太陽光余剰電力、EV介し利用 日産と南相馬市、区役所で実証

日産自動車と南相馬市は、同市の鹿島区役所で、電気自動車(EV)の充放電システムを活用し、太陽光発電の電力を効率的に使用する実証実験に取り組む。太陽光の余剰電力をEVに充電し、区役所の使用量に応じて給電することで、再生可能エネルギーの効果的な利用につなげる。災害時の電力としての活用も想定しており、新年度からの開始を目指す。

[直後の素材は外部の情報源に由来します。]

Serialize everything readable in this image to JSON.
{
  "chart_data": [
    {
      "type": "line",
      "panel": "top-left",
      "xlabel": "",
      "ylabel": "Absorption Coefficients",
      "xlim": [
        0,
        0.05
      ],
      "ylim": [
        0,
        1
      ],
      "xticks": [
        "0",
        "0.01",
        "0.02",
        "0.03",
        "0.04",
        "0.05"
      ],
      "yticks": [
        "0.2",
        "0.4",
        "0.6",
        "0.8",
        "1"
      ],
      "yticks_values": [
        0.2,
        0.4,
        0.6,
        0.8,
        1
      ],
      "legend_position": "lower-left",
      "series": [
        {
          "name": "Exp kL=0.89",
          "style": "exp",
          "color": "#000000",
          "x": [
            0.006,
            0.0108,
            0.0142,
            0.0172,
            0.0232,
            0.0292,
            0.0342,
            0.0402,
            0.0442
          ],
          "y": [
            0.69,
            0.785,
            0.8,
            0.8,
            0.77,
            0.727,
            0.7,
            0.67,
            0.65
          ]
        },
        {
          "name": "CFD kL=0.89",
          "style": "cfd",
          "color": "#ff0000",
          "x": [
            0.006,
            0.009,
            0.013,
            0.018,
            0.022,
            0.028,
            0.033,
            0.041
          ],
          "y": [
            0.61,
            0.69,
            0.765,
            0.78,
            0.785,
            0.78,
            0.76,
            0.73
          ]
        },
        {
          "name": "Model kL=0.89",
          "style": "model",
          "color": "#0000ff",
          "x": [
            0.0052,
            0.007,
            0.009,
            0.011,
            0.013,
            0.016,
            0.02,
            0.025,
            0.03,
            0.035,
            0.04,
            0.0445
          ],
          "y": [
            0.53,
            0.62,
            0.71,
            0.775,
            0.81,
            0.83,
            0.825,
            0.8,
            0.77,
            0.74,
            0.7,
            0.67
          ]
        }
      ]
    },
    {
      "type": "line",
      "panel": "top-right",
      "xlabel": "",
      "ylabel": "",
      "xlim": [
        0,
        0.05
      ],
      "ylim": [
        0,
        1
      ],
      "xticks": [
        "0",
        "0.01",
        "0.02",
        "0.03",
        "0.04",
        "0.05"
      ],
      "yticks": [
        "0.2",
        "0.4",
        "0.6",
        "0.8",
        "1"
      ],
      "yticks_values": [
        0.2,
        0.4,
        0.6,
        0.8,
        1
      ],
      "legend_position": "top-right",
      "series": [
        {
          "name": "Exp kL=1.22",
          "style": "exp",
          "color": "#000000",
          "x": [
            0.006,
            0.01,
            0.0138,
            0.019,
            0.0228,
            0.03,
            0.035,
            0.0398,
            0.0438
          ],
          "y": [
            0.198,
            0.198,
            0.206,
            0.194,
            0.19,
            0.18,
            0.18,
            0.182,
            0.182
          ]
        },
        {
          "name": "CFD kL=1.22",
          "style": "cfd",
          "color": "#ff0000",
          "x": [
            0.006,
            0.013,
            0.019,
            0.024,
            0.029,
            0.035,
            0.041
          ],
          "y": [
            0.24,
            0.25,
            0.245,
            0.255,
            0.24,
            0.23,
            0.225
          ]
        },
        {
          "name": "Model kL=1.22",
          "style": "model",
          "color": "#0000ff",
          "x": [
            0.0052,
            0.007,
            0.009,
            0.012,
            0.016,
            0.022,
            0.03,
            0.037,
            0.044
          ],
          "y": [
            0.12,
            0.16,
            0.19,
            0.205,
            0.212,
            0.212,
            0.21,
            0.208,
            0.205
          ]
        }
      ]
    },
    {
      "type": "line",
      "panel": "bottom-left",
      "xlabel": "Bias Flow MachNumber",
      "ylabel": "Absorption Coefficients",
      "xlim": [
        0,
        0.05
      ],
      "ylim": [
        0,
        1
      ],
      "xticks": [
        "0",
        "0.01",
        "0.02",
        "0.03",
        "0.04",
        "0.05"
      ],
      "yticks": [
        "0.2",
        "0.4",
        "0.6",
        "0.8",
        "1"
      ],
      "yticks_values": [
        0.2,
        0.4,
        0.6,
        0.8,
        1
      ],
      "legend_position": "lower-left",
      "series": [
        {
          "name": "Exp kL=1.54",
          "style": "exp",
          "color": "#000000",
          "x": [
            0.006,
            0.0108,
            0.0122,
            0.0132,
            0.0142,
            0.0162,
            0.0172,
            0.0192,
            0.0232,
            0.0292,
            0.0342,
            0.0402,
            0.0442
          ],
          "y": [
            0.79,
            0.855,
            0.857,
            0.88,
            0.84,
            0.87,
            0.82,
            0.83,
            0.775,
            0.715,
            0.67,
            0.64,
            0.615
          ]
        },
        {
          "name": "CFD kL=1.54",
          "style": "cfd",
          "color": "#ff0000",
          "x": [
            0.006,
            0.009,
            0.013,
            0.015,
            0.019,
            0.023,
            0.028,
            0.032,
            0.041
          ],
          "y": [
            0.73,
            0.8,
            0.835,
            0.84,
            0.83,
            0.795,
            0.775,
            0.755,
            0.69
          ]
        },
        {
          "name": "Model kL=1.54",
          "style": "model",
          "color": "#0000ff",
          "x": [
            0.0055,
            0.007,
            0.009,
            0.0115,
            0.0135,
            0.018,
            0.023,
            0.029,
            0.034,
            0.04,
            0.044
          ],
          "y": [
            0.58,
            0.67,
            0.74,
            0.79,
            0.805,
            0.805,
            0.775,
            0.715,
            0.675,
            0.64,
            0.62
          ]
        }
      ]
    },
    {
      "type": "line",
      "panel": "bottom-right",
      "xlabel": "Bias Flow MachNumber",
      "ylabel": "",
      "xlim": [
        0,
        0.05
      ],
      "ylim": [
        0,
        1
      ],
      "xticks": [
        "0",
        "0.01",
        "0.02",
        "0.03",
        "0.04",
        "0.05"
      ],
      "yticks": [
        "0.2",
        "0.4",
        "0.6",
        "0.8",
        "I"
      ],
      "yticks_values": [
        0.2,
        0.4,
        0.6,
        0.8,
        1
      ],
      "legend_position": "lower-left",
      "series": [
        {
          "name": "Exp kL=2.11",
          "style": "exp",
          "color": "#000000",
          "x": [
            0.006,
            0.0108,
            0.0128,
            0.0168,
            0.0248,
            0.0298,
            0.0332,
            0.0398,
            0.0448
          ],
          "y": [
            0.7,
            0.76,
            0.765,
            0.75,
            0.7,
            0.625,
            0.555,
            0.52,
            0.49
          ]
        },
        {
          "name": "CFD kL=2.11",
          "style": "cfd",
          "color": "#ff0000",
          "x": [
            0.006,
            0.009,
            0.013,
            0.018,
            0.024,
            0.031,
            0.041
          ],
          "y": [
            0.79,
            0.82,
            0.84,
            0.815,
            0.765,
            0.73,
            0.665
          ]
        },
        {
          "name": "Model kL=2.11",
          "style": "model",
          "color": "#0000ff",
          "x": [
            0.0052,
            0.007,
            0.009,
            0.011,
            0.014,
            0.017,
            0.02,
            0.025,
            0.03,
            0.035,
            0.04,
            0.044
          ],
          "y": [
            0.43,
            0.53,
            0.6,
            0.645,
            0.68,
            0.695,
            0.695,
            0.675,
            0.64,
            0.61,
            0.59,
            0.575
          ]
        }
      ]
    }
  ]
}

日産と南相馬市などが14日、福島ロボットテストフィールド(同市)で開かれた浜通り連携協定サミットで発表した。日産は昨年、浪江町の道の駅なみえで同様の実証を始めており、南相馬市に拡大する。日産は同区役所にEV3台と充放電器を配備する。行政施設での実証は国内初という。災害時に避難所までEVを移動させてその場で電力を供給することも想定している。
市によると、昨年3月に震度6強を観測した本県沖地震では、鹿島区役所で停電が発生。蓄電池に切り替わったが、約2時間ほどで供給が停止した。設備の老朽化が原因とみられ、停電への備えとしてもEVの充放電システムの活用が効果的と判断した。門馬和夫南相馬市長は「浜通り地域では、まだまだ有事に備えた体制が必要」と述べた。日産の中畔邦雄副社長は「日本の地方都市が抱える課題を解決するため、地域に根差し成功事例を積み重ねたい」と意欲を示した。
サミットでは、連携協定を締結している同市と浪江町、双葉町、日産など企業8社が連携の強化を確認。停電時に、日産が南相馬市と浪江町にEVや給電に必要な機材を貸し出すことも同意した。このほかサミットでは、参加企業や自治体などが取り組みを紹介したり、パネル討論で復興への思いを語った。